The REAL Death Panel


So, does everyone remember the big health care debate our mighty nation endured just a few short months ago?

Or were we just watching Dancing with the latest American Idol?

As you may recall, there was a portion of the proposed health care bill that provided for end-of-life counseling for those who were facing the inevitable.

The vaunted and lovely Sarah Palin, the one who is the alleged Republican front runner for the 2012 Presidential election, and highly paid shill under contract with Fox News, said that this amounted to "death panels."

Now we all know that this was a gross exaggeration on her part.

We do, right?

The Huffington Post reported in August of '09 that former Gov. P's opinion of our impeding doom was this:

"...government health care will not reduce the cost; it will simply refuse to pay the cost. And who will suffer the most when they ration care? The sick, the elderly, and the disabled, of course. The America I know and love is not one in which my parents or my baby with Down Syndrome will have to stand in front of Obama's "death panel" so his bureaucrats can decide, based on a subjective judgment of their "level of productivity in society," whether they are worthy of health care. Such a system is downright evil."

Sarah is also a Jan Brewer fan.

Ahem.

In yesterday's New York Times, I learned that in Arizona (Brewer Country to you and me,) there actually ARE death panels:

"
Effective at the beginning of October, Arizona stopped financing certain transplant operations under the state’s version of Medicaid. Many doctors say the decision amounts to a death sentence for some low-income patients, who have little chance of survival without transplants and lack the hundreds of thousands of dollars needed to pay for them."

"Organ transplants are already the subject of a web of regulations, which do not guarantee that everyone in need of a life-saving organ will receive one. But Arizona’s transplant specialists are alarmed that patients who were in line to receive transplants one day were, after the state’s budget cuts to its Medicaid program, ruled ineligible the next — unless they raised the money themselves."
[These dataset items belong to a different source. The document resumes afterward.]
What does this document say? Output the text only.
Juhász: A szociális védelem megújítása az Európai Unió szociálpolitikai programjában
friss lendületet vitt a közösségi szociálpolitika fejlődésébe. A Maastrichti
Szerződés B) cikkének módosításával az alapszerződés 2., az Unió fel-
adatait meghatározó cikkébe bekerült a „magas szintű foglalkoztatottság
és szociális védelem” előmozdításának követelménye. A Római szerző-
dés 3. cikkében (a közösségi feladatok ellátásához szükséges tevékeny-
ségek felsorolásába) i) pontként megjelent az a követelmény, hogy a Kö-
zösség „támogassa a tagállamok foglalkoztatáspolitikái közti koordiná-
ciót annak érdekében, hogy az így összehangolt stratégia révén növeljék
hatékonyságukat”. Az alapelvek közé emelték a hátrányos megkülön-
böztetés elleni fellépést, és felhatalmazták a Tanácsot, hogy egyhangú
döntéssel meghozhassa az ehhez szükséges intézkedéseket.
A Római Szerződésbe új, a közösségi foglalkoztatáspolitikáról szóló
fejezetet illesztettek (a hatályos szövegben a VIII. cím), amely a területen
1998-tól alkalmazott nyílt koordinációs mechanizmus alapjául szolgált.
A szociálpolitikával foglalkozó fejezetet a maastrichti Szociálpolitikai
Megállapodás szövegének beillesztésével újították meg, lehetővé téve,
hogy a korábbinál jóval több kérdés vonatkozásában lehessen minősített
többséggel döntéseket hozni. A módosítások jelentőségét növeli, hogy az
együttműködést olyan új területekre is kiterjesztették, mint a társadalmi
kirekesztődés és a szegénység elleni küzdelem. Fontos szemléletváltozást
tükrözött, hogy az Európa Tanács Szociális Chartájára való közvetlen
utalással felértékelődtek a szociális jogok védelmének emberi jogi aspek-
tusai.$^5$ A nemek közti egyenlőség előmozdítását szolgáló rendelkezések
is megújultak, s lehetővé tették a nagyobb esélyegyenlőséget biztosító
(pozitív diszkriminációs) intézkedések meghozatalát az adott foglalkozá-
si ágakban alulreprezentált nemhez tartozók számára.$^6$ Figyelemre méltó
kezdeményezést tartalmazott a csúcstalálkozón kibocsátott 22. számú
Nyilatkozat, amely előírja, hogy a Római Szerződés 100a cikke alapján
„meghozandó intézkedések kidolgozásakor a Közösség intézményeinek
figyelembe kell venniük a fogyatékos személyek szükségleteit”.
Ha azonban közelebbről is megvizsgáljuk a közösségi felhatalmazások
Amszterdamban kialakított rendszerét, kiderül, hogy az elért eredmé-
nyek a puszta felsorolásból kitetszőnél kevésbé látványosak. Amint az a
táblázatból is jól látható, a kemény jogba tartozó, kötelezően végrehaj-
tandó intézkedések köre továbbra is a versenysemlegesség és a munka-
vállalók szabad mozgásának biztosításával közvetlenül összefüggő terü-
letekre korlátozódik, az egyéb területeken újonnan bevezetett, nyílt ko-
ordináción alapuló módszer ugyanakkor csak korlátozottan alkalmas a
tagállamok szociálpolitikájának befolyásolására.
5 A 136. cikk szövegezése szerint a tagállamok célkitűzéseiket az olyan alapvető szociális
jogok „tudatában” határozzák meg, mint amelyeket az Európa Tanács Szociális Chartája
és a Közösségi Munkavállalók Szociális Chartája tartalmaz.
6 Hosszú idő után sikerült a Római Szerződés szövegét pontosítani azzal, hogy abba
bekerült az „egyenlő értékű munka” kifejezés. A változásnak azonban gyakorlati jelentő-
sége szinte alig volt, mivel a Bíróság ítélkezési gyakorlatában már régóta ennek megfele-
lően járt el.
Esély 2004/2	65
So, let's review: In Arizona, if you are poor and in need of a life-saving transplant, you will die.

Since the most recent mid-term elections, Republicans have been screaming that the American people have firmly spoken and that there is now a mandate (see Republican agenda) that needs to be adhered to.

This is how far we have fallen.

So it goes...


1 comment:

  1. this Holiday Season (tm), make sure to help the more fortunate.